Ted aprieta los dientes y busca a Marshall con la mirada. Todavía no le ha visto porque es imposible encontrar a nadie en esa maldita mansión, y ahora que lo piensa, tampoco ha visto a Lily desde que entraron. Marshall y Lily visitan a Barney a menudo porque hacen el trayecto a Vermont de forma regular, ahora que Marvin está estudiando en la UVM y suspendiendo todas sus clases de bioquímica. Ted piensa que es un milagro que no le hayan echado de la universidad todavía. Helen y Peter viven en California con su madre y les ve tres veces al año, pero sabe que son los mejores de su clase y que eso tiene que ser, al menos en parte, gracias a su lejana pero dedicada influencia paterna.

Localiza a Marshall acechando la mesa de aperitivos, estudiando un montadito de cuatro pisos antes de metérselo entero en la boca. Ted se apresura a su lado.

—¡Marshall!

—¡Ted! —exclama, aunque tiene la boca llena y suena más bien como ¡Ded!.
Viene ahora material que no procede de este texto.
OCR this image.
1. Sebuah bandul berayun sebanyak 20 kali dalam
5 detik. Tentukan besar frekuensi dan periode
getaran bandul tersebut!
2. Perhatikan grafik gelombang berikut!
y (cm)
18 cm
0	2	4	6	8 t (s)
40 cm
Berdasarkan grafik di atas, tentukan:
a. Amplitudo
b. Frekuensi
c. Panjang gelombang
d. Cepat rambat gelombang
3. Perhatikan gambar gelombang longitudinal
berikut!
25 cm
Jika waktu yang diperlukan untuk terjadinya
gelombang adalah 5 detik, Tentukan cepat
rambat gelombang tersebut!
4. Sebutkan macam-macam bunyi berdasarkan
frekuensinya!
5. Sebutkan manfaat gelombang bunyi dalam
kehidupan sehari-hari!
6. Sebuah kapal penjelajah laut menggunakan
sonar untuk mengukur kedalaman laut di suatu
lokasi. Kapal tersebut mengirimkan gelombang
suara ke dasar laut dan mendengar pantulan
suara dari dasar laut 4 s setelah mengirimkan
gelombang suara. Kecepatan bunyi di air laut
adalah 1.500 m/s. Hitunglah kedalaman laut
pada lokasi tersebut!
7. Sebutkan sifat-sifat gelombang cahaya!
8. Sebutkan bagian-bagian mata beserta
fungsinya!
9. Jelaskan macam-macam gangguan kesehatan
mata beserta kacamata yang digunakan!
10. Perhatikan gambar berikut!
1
—Dios, cómo me alegro de verte, llevo buscándote una hora entera.

—Yo también. He perdido a Lily —Marshall se limpia los dedos en el mantel blanco sin mucho disimulo—. Esta casa me pone los pelos de punta, tío. Se traga a las personas.

—Tampoco he visto a Barney desde que me dio la clase magistral de historia del arte.

Ambos renuevan su copa cuando una de las camareras de ligera vestimenta pasa a su lado, y se dirigen hacia la puerta de cristal que se abre al jardín trasero. En el exterior hay una banda tocando en una esquina, y Ted nota con cierta aprensión que sus trajes parecen mucho mejores que el suyo. El aire les golpea las mejillas cuando salen a la terraza, espeso con el olor a flores.

—El tema de Barney —Marshall suspira y se bebe la mitad de la copa como si fuese un chupito. Las entradas de Marshall le llegan casi hasta la altura de las orejas, y Ted supone que debería empezar a pensar en ellas como la calva de Marshall—. Lily me está volviendo loco desde que le ha convertido en su nuevo proyecto personal. Se pasa la vida aquí.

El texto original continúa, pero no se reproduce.